One of the biggest changes is the increasing availability of foundation models beyond those supplied by companies that specialize in generative AI services.

In addition to open-source models that have been released by companies like Meta and Google, we’re now seeing vendors like SAP developing their own foundation models. Crucially, these models will provide greater opportunity for enterprises to custom-model operations by injecting their own parameters to control the context in which the model operates. In some cases, they can also train or retrain models on custom data.

The bottom line here is that a new generation of foundation models is giving enterprises much more finely tuned control over how they leverage generative AI. They no longer must settle for generic models that were not designed for their particular use cases. They can instead customize model behavior in extensive ways – provided they have the data engineering capabilities to do so.

2. The Use of Structured Data

Historically, GenAI models trained primarily on unstructured data – such as documents and Web pages – because the primary goal of the models’ designers was to allow users to search or summarize data within those documents. Essentially, GenAI models like those developed by OpenAI are alternative search interfaces for the Web.

This remains one important use case for GenAI within business. An additional, emerging use case is to leverage GenAI as an interface for querying structured data – such as information stored in databases – as well. Enterprises can already do this using solutions like Amazon Q.

This is significant because it indicates that GenAI can enhance businesses’ ability to interpret the vast volumes of structured data they possess. In the past, addressing questions based on this data required expert data analysts who wrote complex queries by hand and then generated reports. Now, GenAI can do that work at a rate much faster than even the most skilled data analyst could achieve.

3. The Emergence of Data Dispatchers

Integrating AI models with all the data that exists in a business is a complex task, not least because it is often unclear which dataset is most relevant for a specific use case. For instance, when querying sales data, should the model be prompted using data from the ERP system, the CRM, a manually prepared spreadsheet, or something else?

To tackle this issue, businesses are likely to adopt what I refer to as “data dispatchers.” A data dispatcher is an integration tool that efficiently exposes data to GenAI services in an efficient way, making it easy for enterprises to leverage their data for custom model training. Instead of forcing enterprises to determine which data they need for AI training, they’ll turn to data dispatchers to handle this work.

This places data dispatcher vendors in a position to become the new gatekeepers of the GenAI landscape. The power will shift from vendors who develop AI models to those who influence which data is available to support prompts.

Toward a Democratized, Data-Centric GenAI Landscape?

Ultimately, these shifts – which are already underway – promise to make GenAI more democratic, in the sense that enterprises will have more control over exactly how they use GenAI.

At the same time, they make data – especially proprietary data owned by particular businesses – more important than ever. Rather than being beholden to a handful of AI model vendors and the data they decided to train on, enterprises will get to decide – with help from data dispatchers – which information enables GenAI tools and services.

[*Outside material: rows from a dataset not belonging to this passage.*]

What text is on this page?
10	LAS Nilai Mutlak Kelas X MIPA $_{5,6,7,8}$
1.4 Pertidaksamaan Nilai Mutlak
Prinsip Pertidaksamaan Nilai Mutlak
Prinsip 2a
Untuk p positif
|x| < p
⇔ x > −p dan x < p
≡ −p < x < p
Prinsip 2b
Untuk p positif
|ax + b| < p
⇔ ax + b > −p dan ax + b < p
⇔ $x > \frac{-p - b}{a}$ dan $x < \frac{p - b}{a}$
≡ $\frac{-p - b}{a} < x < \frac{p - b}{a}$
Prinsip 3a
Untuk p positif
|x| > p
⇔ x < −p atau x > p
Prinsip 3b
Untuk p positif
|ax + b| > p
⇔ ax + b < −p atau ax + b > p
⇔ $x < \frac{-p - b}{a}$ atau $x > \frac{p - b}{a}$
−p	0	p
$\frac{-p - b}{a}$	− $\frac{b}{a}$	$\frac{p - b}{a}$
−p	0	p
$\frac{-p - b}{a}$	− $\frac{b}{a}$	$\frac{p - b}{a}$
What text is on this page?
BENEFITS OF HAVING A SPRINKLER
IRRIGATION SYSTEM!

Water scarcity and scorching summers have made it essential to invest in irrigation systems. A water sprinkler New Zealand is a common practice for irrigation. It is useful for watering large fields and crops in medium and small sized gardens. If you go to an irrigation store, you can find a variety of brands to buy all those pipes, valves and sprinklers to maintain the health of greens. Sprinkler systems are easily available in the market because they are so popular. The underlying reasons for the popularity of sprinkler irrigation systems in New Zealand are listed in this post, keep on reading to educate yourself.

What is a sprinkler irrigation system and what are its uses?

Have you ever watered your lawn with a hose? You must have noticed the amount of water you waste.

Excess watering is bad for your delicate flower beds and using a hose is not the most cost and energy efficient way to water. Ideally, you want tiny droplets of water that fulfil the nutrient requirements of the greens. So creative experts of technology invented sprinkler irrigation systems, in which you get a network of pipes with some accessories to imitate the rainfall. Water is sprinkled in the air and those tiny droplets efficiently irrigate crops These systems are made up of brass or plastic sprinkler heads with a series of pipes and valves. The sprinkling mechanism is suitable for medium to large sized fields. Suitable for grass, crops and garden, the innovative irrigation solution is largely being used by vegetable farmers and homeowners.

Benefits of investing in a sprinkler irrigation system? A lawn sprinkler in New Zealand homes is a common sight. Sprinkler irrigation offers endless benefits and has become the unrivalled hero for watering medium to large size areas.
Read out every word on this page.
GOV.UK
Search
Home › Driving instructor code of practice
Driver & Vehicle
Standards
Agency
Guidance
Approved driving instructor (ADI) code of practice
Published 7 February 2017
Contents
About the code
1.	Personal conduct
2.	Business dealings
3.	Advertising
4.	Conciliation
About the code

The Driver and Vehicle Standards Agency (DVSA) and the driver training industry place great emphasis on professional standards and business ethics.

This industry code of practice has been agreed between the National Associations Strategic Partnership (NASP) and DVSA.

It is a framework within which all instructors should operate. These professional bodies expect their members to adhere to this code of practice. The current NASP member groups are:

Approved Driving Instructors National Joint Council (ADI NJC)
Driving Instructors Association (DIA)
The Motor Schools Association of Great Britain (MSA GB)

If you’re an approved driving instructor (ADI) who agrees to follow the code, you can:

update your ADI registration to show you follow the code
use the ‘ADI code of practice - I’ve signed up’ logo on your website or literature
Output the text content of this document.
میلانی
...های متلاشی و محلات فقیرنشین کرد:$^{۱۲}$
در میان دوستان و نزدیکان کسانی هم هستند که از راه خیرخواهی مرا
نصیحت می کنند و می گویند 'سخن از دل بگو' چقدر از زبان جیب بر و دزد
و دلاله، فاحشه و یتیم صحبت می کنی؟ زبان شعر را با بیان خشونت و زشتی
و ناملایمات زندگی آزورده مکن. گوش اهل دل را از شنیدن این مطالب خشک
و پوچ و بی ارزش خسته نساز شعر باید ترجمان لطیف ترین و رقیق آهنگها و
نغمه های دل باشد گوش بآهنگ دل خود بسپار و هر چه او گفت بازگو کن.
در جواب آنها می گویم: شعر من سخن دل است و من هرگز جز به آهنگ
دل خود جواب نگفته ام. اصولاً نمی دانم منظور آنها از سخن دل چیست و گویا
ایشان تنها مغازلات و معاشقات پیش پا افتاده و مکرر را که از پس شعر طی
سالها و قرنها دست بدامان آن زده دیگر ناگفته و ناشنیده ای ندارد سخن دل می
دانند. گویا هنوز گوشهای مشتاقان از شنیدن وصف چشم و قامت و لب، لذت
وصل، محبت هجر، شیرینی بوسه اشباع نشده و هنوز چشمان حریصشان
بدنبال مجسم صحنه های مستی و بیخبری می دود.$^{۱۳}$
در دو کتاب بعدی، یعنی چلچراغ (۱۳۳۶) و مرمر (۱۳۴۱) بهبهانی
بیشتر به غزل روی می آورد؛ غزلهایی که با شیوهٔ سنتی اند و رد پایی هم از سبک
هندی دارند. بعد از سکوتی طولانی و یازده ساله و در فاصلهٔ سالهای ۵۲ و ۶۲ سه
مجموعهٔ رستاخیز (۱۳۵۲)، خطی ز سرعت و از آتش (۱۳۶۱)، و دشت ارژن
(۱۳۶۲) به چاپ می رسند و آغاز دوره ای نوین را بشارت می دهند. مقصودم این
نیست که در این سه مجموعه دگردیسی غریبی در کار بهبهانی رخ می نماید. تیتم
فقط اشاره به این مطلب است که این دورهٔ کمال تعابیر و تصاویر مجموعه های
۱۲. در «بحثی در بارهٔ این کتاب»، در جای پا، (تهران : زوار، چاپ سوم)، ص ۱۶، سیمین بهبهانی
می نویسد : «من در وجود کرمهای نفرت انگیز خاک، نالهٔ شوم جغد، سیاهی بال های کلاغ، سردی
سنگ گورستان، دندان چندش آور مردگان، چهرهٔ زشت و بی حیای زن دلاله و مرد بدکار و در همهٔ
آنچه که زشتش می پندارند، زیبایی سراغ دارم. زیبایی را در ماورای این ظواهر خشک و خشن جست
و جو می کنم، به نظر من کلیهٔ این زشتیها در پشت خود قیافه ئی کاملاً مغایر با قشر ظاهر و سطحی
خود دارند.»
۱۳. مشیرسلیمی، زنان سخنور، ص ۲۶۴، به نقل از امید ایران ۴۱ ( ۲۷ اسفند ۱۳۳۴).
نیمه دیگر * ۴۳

To thrive in this brave new world, the ability to manage and govern data effectively will be key. Data Management has long been important to enterprises, but if enterprises want to take advantage of emerging opportunities surrounding GenAI, they’ll need unprecedented levels of control over data so that businesses can use it to enable custom GenAI use cases. 

That discussion is now being had and will be key to monitor in the months and years ahead.